Each of these paths crosses the vertical line $x=n$ at a specific height $k$ with $0\leq k\leq n$.  There are $$\binom{n+k}{k}$$ paths crossing the vertical line $x=n$ at height $k$. Since this holds for each $0\leq k\leq n$ 

we conclude
\begin{align*}
\color{blue}{\sum_{k=0}^n\binom{n+k}{k}=\binom{2n+1}{n}}
\end{align*}

A: You can write your formula like: $\binom{2n+1}{n+1}=\sum_{k=0}^{n}\binom{n+k}{n} $
 Let $A$ be set , $\left| A \right|=2n+1$,and we can interpret left side like all subsets $B \subset A$, $\left| B \right|=n+1$. 
We can easily note that in every $B$ greatest element is at least $n+1$.Now family of all subsets $B$ we can divide into n+1 parts.
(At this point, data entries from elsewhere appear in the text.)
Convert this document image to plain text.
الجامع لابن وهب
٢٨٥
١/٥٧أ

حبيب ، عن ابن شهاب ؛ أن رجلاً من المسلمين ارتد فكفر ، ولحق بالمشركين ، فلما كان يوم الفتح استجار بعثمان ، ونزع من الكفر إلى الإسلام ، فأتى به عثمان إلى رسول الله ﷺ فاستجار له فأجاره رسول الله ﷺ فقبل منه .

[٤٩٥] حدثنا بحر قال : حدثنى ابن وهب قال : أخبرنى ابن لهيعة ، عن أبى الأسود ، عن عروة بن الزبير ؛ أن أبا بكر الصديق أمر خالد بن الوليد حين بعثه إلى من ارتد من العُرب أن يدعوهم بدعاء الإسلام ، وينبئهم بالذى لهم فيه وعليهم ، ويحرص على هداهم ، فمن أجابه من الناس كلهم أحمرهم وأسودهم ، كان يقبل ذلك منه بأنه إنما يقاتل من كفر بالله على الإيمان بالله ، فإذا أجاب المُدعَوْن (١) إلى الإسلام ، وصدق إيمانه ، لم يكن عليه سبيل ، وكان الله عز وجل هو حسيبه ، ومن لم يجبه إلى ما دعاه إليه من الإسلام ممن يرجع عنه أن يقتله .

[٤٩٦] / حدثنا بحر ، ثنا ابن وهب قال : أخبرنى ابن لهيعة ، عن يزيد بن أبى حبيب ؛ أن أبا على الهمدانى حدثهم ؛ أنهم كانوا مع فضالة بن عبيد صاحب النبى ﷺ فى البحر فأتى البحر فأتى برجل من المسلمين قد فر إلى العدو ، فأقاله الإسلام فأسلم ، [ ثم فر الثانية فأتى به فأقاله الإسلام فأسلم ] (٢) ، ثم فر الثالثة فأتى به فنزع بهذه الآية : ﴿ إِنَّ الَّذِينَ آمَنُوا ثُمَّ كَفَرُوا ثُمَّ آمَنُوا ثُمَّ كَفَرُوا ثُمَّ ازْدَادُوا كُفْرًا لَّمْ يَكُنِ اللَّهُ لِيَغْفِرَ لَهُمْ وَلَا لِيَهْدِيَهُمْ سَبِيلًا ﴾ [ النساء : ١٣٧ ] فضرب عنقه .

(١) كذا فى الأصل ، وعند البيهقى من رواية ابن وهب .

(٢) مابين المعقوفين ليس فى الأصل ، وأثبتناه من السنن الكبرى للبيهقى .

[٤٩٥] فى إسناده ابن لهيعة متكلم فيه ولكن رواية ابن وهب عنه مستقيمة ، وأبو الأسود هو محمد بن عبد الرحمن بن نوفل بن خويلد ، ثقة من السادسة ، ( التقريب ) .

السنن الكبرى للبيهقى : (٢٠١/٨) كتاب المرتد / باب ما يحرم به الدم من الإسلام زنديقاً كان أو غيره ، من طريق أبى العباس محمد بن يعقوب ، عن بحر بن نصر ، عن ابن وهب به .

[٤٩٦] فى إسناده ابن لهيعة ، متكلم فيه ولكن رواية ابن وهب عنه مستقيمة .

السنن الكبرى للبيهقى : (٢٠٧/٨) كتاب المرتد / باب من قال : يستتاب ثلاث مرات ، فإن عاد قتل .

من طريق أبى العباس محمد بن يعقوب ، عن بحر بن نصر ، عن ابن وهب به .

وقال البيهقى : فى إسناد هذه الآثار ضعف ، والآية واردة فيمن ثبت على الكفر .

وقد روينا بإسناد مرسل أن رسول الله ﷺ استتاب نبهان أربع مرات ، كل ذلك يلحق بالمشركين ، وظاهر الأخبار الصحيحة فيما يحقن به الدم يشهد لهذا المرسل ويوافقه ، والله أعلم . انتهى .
first part: all $B$ subsets in which $n+1$ is greatest element
second part:all $B$ subsets in which $n+2$ is greatest element.
....
(n+1)-th part:all $B$ subsets in which $2n+1$ is greatest element
Note that all parts are disjoint.
$\rightarrow$Cardinal number of first part is $\binom{n}{n}$ because we can only use elements smaller than $n+1$
$\rightarrow$Cardinal number of second part is $\binom{n+1}{n}$ because we can only use elements smaller than $n+2$
...
$\rightarrow$Cardinal number of (n+1)-th part is $\binom{2n}{n}$ because we can only use elements smaller than $2n+1$
Thus,right side is $\sum_{k=0}^{n}\binom{n+k}{n}$
We conclude:
 $$ \binom{2n+1}{n+1}=\sum_{k=0}^{n}\binom{n+k}{n} $$
A: Consider a row of $2n+1$ boxes, and colour $n$ of them black. Suppose that the longest string of black boxes on the right has $k$ boxes. Then the remaining $n-k$ black boxes are among the first $(2n+1)-(k+1)=2n-k$ boxes on the left.
This makes a one-to-one correspondence between ${2n+1 \choose n}$ and $\sum_{k=0}^n{2n-k \choose n-k}$; the change of variables $k'=n-k$ transforms the latter into $\sum_{k'=0}^n{n+k' \choose k'}$.